Wednesday, November 28, 2018
NECC Staffer Helped "Create" 300 Prescriptions
By Walter F. Roche Jr.
Boston-- A former license coordinator for a defunct drug compounding firm said she was concerned when she was assigned to help "create" some 300 prescriptions for drugs the company had already shipped to a Boston hospital.
Under questioning today in U.S. District Court, Beth Reynolds said she was given a list of patients and told to fill in the prescription forms which were being sent to the state Pharmacy Board in response to a complaint.
Her testimony came in the trial of six former employees of the New England Compounding Center, the firm blamed for a deadly 2012 fungal meningitis outbreak. U.S. District Judge Richard G. Stearns, who has been presiding over the case since opening arguments on Oct. 15 told lawyers on both sides to be prepared to deliver closing arguments on Monday.
Reynolds, who was called as a prosecution witness, said she got the unusual assignment in 2012 from her boss, Michele Rivers, who in turn had been given the task by NECC president Barry J. Cadden. She said Rivers had begun the job but it was passed along to her when her boss was out for a day.
She said she was told to take blank prescription forms and fill in the names of patients and the prescribing doctor. When she ran out of patient names she said she was told to randomly repeat as many names as needed.
Prosecutors have argued repeatedly that under Massachusetts law, NECC was required to have an individual patient specific prescription for every drug dose it delivered.
Stating that creating the forms was an unusual assignment, Reynolds said, "I didn't know why we didn't have them. I had concerns."
She said she got the list of patients from NECC Vice President Gregory Conigliaro's office and returned the completed prescription forms to his office when she was done.
Conigliaro, vice president and part owner of NECC, is one of the six now on trial. He has been charged with conspiring to defraud the U.S. Food and Drug Administration by pretending that NECC was just a state licensed pharmacy and not a drug manufacturer subject to stricter FDA regulation.
The list of patients produced by Reynolds and her boss was part of a response NECC filed with the Massachusetts Board of Pharmacy to a complaint that NECC had shipped sub-potent drugs to the eye and ear infirmary.

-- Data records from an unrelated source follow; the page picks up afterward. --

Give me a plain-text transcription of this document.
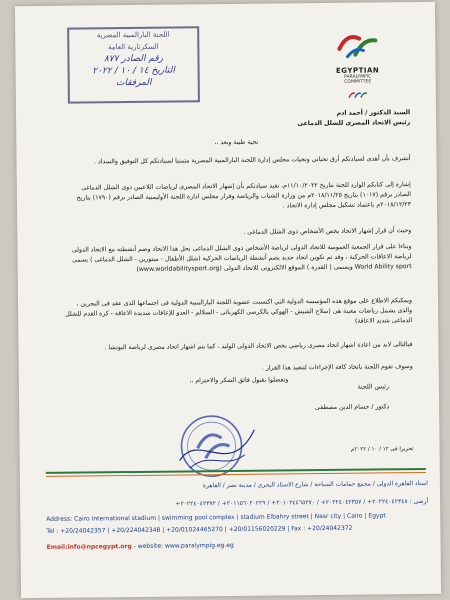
اللجنة البارالمبية المصرية
السكرتارية العامة
رقم الصادر ٨٧٧
التاريخ ١٤ / ١٠ / ٢٠٢٢
المرفقات
EGYPTIAN
PARALYMPIC
COMMITTEE
السيد الدكتور / أحمد ادم
رئيس الاتحاد المصرى للشلل الدماغى
تحية طيبة وبعد ،،
أتشرف بأن أهدى لسيادتكم أرق تحياتي وتحيات مجلس إدارة اللجنة البارالمبية المصرية متمنيا لسيادتكم كل التوفيق والسداد .
إشارة إلى كتابكم الوارد للجنة بتاريخ ١١/١٠/٢٠٢٢م، نفيد سيادتكم بأن إشهار الاتحاد المصرى لرياضات اللاعبين ذوى الشلل الدماغى الصادر برقم (١٠١٧) بتاريخ ٢٠١٨/١١/٢٥م من وزارة الشباب والرياضة وقرار مجلس ادارة اللجنة الأوليمبية الصادر برقم (١٧٩٠) بتاريخ ٢٠١٨/١٢/٢٣م باعتماد تشكيل مجلس إدارة الاتحاد .
وحيث أن قرار إشهار الاتحاد يخص الأشخاص ذوى الشلل الدماغى .
وبناءا على قرار الجمعية العمومية للاتحاد الدولى لرياضة الأشخاص ذوى الشلل الدماغى بحل هذا الاتحاد وضم أنشطته مع الاتحاد الدولى لرياضة الاعاقات الحركية ، وقد تم تكوين اتحاد جديد يضم أنشطة الرياضات الحركية (شلل الأطفال - مبتورين - الشلل الدماغى ) يسمى World Ability sport ويسمى ( القدرة ) الموقع الالكترونى للاتحاد الدولى (www.worldabilitysport.org)
ويمكنكم الاطلاع على موقع هذه المؤسسة الدولية التي اكتسبت عضوية اللجنة البارالمبية الدولية فى اجتماعها الذى عقد فى البحرين ، والذى يشمل رياضات معينة هى (سلاح الشيش - الهوكي بالكرسى الكهربائى - السلالم - العدو للإعاقات شديدة الاعاقة - كرة القدم للشلل الدماغى شديد الاعاقة)
فبالتالى لابد من اعادة اشهار اتحاد مصرى رياضي يخص الاتحاد الدولى الوليد ، كما يتم اشهار اتحاد مصرى لرياضة البوتشا .
وسوف تقوم اللجنة باتخاذ كافة الإجراءات لتنفيذ هذا القرار .
وتفضلوا بقبول فائق الشكر والاحترام ،،
رئيس اللجنة
دكتور / حسام الدين مصطفى
تحريرا فى ١٢ / ١٠ / ٢٠٢٢م
استاد القاهرة الدولى / مجمع حمامات السباحة / شارع الاستاد البحرى / مدينة نصر / القاهرة
أرضى : ٢٠٢٢٤٠٤٢٣٤٨+ / ٢٠٢٢٤٠٤٢٣٥٧+ / ٢٠١٠٢٤٤٦٥٢٧٠+ / ٢٠١١٥٦٠٢٠٢٢٩+ / ٢٠٢٢٤٠٤٢٣٧٢+
Address: Cairo International stadium | swimming pool complex | stadium Elbahry street | Nasr city | Cairo | Egypt
Tel : +20/24042357 | +20/224042348 | +20/01024465270 | +20/01156020229 | Fax : +20/24042372
Email:info@npcegypt.org - website: www.paralympig.eg.eg
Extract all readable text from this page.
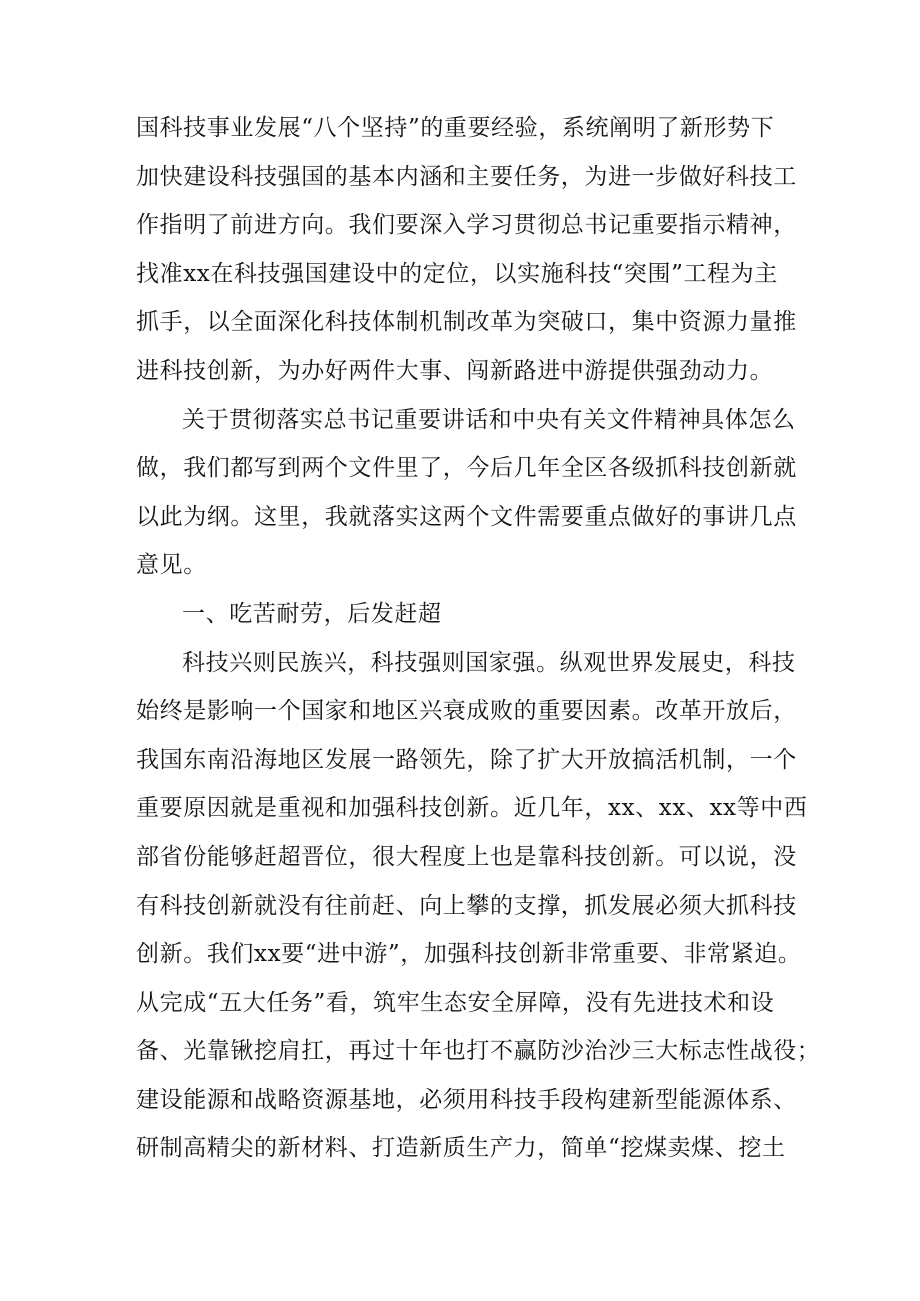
国科技事业发展“八个坚持”的重要经验，系统阐明了新形势下
加快建设科技强国的基本内涵和主要任务，为进一步做好科技工
作指明了前进方向。我们要深入学习贯彻总书记重要指示精神，
找准xx在科技强国建设中的定位，以实施科技“突围”工程为主
抓手，以全面深化科技体制机制改革为突破口，集中资源力量推
进科技创新，为办好两件大事、闯新路进中游提供强劲动力。
关于贯彻落实总书记重要讲话和中央有关文件精神具体怎么
做，我们都写到两个文件里了，今后几年全区各级抓科技创新就
以此为纲。这里，我就落实这两个文件需要重点做好的事讲几点
意见。
一、吃苦耐劳，后发赶超
科技兴则民族兴，科技强则国家强。纵观世界发展史，科技
始终是影响一个国家和地区兴衰成败的重要因素。改革开放后，
我国东南沿海地区发展一路领先，除了扩大开放搞活机制，一个
重要原因就是重视和加强科技创新。近几年，xx、xx、xx等中西
部省份能够赶超晋位，很大程度上也是靠科技创新。可以说，没
有科技创新就没有往前赶、向上攀的支撑，抓发展必须大抓科技
创新。我们xx要“进中游”，加强科技创新非常重要、非常紧迫。
从完成“五大任务”看，筑牢生态安全屏障，没有先进技术和设
备、光靠锹挖肩扛，再过十年也打不赢防沙治沙三大标志性战役；
建设能源和战略资源基地，必须用科技手段构建新型能源体系、
研制高精尖的新材料、打造新质生产力，简单“挖煤卖煤、挖土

The drug was used to numb patients' eyes prior to cataract and other eye surgery.
Questioned by Conigliaro's attorney Dan Rabinowitz, Reynolds said she wasn't sure where the list of patient names originally came from.
Rabinowitz also asked whether the prescription assignment along with other tasks were really coming from Cadden, the NECC president, and not from his client. Cadden, a co-defendant, already has been convicted of racketeering and is serving a jail sentence.

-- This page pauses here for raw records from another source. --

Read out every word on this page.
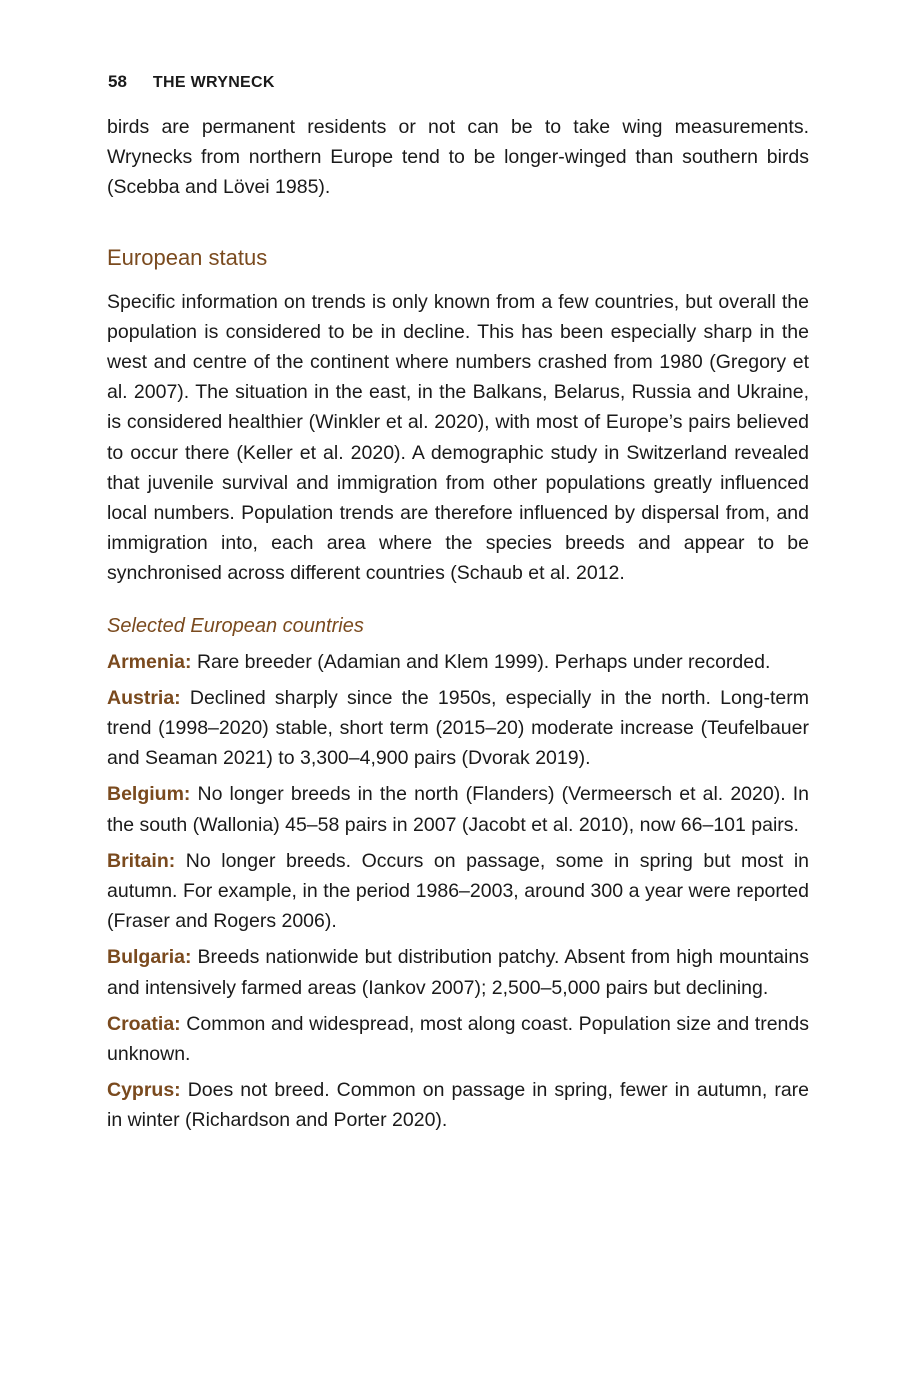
58 THE WRYNECK

birds are permanent residents or not can be to take wing measurements. Wrynecks from northern Europe tend to be longer-winged than southern birds (Scebba and Lövei 1985).

European status

Specific information on trends is only known from a few countries, but overall the population is considered to be in decline. This has been especially sharp in the west and centre of the continent where numbers crashed from 1980 (Gregory et al. 2007). The situation in the east, in the Balkans, Belarus, Russia and Ukraine, is considered healthier (Winkler et al. 2020), with most of Europe’s pairs believed to occur there (Keller et al. 2020). A demographic study in Switzerland revealed that juvenile survival and immigration from other populations greatly influenced local numbers. Population trends are therefore influenced by dispersal from, and immigration into, each area where the species breeds and appear to be synchronised across different countries (Schaub et al. 2012.

Selected European countries

Armenia: Rare breeder (Adamian and Klem 1999). Perhaps under recorded.

Austria: Declined sharply since the 1950s, especially in the north. Long-term trend (1998–2020) stable, short term (2015–20) moderate increase (Teufelbauer and Seaman 2021) to 3,300–4,900 pairs (Dvorak 2019).

Belgium: No longer breeds in the north (Flanders) (Vermeersch et al. 2020). In the south (Wallonia) 45–58 pairs in 2007 (Jacobt et al. 2010), now 66–101 pairs.

Britain: No longer breeds. Occurs on passage, some in spring but most in autumn. For example, in the period 1986–2003, around 300 a year were reported (Fraser and Rogers 2006).

Bulgaria: Breeds nationwide but distribution patchy. Absent from high mountains and intensively farmed areas (Iankov 2007); 2,500–5,000 pairs but declining.

Croatia: Common and widespread, most along coast. Population size and trends unknown.

Cyprus: Does not breed. Common on passage in spring, fewer in autumn, rare in winter (Richardson and Porter 2020).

Among her other assignments, she acknowledged, was compiling a list of states where hospitals can have so-called shared services agreements with companies like NECC to purchase needed drugs without requiring individual prescriptions.
Asked if knowing that NECC had a contract with MEEI would have allayed her concerns about the prescription assignment, Reynolds said she didn't know.

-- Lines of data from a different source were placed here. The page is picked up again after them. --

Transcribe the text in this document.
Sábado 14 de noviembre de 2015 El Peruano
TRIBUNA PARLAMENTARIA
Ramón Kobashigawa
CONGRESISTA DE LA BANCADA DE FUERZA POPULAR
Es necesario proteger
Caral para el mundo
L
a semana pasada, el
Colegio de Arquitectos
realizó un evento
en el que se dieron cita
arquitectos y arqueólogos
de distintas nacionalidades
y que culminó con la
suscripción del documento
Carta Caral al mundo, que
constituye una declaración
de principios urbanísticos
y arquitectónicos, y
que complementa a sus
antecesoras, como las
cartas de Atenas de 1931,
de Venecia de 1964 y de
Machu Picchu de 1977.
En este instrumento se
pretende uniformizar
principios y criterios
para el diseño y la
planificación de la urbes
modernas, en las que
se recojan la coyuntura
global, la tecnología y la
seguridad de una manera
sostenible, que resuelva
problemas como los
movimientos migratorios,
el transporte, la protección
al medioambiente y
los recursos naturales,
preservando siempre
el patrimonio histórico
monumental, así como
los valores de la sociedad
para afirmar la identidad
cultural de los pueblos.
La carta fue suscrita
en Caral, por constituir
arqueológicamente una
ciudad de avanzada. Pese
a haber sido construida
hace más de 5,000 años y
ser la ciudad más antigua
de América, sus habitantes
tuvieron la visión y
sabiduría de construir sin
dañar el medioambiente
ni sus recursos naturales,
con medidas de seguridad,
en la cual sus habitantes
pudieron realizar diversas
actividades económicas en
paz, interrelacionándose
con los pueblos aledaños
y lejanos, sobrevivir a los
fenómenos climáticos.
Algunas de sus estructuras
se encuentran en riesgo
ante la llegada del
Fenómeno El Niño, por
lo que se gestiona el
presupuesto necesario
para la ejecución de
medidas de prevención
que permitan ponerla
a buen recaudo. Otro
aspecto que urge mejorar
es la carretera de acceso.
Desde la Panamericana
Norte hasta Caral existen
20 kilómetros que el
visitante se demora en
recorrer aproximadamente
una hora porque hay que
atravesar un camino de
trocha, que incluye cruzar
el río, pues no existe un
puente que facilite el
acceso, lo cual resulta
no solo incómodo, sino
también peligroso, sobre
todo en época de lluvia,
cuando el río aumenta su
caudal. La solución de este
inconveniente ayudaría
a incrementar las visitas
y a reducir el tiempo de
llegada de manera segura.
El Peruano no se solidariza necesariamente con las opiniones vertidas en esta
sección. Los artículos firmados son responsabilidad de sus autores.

In earlier testimony, Rabinowitz quizzed Jason Kravetz, an investigator from the U.S. Department of Veterans Affairs about Conigliaro's 20 year military record and the fact that he was awarded medals for meritorious service.
Rabinowitz read from one such award but was stopped short by Stearns when he asked whether or not Conigliaro also had a "top secret" military clearance.
Kravetz also was questioned by John H. Cunha Jr., who represents defendant Alla Stepanets, a former NECC pharmacist. Cunha charged that some of the documents contained in a government exhibit presented by Kravetz were "bogus" and hinted they were created after-the-fact.